[SysDes1][Chap. 9] Design a Web-Crawler

What is web crawler and what’s its purpose
- Web crawlers collect content from a page and follow the link on the page to collect new content.
- Example purpose: Search engine indexing. Web crawler can be used to collect page information to build search index.
- Example purpose: Web monitoring.
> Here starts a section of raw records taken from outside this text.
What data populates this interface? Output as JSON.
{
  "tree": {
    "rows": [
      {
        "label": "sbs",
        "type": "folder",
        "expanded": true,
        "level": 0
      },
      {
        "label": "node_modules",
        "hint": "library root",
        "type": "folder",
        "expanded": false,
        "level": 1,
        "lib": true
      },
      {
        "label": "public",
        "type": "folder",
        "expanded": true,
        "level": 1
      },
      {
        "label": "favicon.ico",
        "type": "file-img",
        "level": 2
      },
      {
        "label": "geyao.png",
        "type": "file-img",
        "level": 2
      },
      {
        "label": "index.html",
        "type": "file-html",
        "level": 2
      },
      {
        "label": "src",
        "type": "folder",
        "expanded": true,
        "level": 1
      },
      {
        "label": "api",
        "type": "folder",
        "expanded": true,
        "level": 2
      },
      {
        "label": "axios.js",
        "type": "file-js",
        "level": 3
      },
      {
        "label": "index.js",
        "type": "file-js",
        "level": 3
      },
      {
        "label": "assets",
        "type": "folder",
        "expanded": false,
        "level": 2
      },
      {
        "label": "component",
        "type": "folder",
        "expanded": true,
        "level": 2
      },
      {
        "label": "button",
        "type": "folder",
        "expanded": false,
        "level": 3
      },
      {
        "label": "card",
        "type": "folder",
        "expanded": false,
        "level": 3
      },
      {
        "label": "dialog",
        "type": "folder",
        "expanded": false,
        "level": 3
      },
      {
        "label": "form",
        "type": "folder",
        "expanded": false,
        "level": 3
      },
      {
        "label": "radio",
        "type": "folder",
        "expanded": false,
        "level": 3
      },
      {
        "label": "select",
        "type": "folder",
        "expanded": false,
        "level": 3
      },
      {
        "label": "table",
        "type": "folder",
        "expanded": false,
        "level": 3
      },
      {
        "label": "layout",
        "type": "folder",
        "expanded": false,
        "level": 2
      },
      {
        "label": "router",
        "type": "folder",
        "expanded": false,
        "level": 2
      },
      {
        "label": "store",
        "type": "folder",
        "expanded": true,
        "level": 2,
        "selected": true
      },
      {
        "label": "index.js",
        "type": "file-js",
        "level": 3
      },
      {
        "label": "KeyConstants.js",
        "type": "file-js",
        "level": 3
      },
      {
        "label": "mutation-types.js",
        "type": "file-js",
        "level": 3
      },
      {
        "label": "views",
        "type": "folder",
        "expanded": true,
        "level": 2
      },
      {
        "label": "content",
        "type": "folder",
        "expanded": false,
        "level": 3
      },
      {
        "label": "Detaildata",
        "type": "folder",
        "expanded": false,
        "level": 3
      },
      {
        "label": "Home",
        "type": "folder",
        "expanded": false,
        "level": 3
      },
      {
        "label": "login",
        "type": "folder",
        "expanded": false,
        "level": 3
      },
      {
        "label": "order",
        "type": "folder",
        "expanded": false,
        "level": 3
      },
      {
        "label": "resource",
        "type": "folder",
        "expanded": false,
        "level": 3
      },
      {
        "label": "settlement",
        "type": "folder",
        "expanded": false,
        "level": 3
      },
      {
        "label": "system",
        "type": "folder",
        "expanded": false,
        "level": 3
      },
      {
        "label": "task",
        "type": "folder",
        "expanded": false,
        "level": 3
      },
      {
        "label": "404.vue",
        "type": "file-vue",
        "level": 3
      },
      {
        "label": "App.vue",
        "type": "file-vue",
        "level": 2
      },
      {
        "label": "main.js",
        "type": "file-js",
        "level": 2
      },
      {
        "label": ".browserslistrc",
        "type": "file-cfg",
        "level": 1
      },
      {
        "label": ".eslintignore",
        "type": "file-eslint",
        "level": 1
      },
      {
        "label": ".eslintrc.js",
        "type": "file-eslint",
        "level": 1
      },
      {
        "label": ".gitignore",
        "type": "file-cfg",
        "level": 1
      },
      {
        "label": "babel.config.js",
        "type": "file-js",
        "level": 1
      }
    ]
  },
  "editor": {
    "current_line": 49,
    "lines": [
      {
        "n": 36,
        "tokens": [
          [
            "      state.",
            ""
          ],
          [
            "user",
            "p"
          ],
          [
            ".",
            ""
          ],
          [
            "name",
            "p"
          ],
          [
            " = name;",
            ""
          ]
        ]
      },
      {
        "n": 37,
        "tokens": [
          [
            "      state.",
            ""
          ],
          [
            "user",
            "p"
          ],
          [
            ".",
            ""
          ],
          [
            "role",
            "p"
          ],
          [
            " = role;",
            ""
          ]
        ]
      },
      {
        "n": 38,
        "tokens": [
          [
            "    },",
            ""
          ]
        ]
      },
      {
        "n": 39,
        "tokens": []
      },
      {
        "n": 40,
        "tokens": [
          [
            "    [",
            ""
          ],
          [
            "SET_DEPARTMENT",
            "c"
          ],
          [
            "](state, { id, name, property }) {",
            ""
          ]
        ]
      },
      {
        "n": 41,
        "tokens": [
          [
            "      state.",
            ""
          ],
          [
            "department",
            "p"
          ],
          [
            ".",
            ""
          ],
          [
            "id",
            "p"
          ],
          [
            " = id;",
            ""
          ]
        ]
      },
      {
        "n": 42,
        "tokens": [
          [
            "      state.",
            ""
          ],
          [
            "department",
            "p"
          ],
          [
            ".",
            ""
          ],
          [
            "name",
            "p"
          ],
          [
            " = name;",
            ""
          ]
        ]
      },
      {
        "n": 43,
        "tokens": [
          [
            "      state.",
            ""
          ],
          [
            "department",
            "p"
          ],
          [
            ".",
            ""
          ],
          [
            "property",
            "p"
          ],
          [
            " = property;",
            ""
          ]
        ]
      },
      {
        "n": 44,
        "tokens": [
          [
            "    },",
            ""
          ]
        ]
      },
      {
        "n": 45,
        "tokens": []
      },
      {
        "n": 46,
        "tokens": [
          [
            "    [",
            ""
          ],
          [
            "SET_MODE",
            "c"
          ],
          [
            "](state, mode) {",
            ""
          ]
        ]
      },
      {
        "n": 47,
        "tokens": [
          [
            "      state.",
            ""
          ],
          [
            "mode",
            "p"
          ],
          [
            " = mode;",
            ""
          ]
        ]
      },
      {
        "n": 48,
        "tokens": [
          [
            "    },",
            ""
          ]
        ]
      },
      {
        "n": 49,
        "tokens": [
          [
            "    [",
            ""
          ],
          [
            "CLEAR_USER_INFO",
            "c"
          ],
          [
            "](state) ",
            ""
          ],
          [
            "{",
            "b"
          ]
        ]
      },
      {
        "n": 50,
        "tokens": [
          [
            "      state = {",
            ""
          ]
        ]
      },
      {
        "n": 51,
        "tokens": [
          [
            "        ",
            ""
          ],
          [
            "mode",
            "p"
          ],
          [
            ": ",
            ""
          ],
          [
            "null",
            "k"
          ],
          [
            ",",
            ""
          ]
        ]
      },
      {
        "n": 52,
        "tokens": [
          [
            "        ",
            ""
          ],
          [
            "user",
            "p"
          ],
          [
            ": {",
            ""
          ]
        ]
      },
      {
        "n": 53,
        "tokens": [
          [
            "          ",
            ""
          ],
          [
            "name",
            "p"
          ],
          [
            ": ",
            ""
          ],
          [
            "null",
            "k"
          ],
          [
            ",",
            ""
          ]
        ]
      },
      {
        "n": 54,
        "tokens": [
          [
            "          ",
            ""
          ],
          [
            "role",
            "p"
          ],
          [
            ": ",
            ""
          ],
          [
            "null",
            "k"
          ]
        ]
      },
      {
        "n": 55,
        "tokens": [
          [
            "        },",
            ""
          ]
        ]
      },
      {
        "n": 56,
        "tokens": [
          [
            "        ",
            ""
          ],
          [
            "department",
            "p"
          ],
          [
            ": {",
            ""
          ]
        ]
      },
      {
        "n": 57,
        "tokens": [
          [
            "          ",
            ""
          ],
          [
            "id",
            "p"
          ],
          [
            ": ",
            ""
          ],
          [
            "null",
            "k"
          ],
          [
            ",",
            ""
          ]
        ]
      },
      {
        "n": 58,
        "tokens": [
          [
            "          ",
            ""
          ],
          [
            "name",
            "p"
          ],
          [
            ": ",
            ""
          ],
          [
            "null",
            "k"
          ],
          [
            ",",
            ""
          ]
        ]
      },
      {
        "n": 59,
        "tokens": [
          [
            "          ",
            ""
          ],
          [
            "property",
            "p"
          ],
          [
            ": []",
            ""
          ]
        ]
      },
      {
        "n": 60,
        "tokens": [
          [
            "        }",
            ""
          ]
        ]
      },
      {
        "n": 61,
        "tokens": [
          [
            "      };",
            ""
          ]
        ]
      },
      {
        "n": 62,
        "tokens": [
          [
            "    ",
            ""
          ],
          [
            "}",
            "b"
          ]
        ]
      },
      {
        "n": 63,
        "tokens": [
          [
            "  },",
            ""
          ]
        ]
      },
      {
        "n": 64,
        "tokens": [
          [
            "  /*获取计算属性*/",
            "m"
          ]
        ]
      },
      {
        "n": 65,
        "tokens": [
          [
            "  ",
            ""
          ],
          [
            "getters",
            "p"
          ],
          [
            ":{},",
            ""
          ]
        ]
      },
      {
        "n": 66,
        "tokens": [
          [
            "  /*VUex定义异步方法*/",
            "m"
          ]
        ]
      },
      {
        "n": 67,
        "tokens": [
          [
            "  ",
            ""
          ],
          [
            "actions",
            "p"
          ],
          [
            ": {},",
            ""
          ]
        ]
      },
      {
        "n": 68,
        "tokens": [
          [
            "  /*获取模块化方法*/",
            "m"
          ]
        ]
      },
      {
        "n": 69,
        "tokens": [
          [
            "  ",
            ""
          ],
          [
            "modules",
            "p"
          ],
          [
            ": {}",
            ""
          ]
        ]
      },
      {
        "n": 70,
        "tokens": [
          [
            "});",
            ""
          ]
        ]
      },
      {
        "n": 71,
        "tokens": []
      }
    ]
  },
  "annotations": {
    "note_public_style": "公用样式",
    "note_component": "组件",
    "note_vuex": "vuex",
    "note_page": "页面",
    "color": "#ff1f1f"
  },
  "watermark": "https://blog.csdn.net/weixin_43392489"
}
Web crawler can be used to check copyright and trademark infringement.
Storage calculation:
- For one month: 1 billion pages * 500KB = 500TB.
- Store monthly version for 12 years: 500TB * 12 * 5 = 30PB

Seed URLs
→ URL Frontier
→ HTML Downloader / Content Parser / Content Storage
→ Link Extractor / URL Filter
→ URL Frontier …

Seed URLs: we can choose different websites for different countries etc.
URL Frontier: the component to store and sort URLs to be downloaded.
HTML Downloader / Content Parser / Content Storage: Download HTMLs, parse and store contents.
Link Extractor / URL Filter: extract and filter links to be added in frontier.

DFS: The depth of the search tree could be very deep, not suitable.
BFS: More commonly used but it didn’t consider the priority of URLs and politeness when crawling.
- We can use sub-queues to prioritize different URLs and enforce latencies when crawling.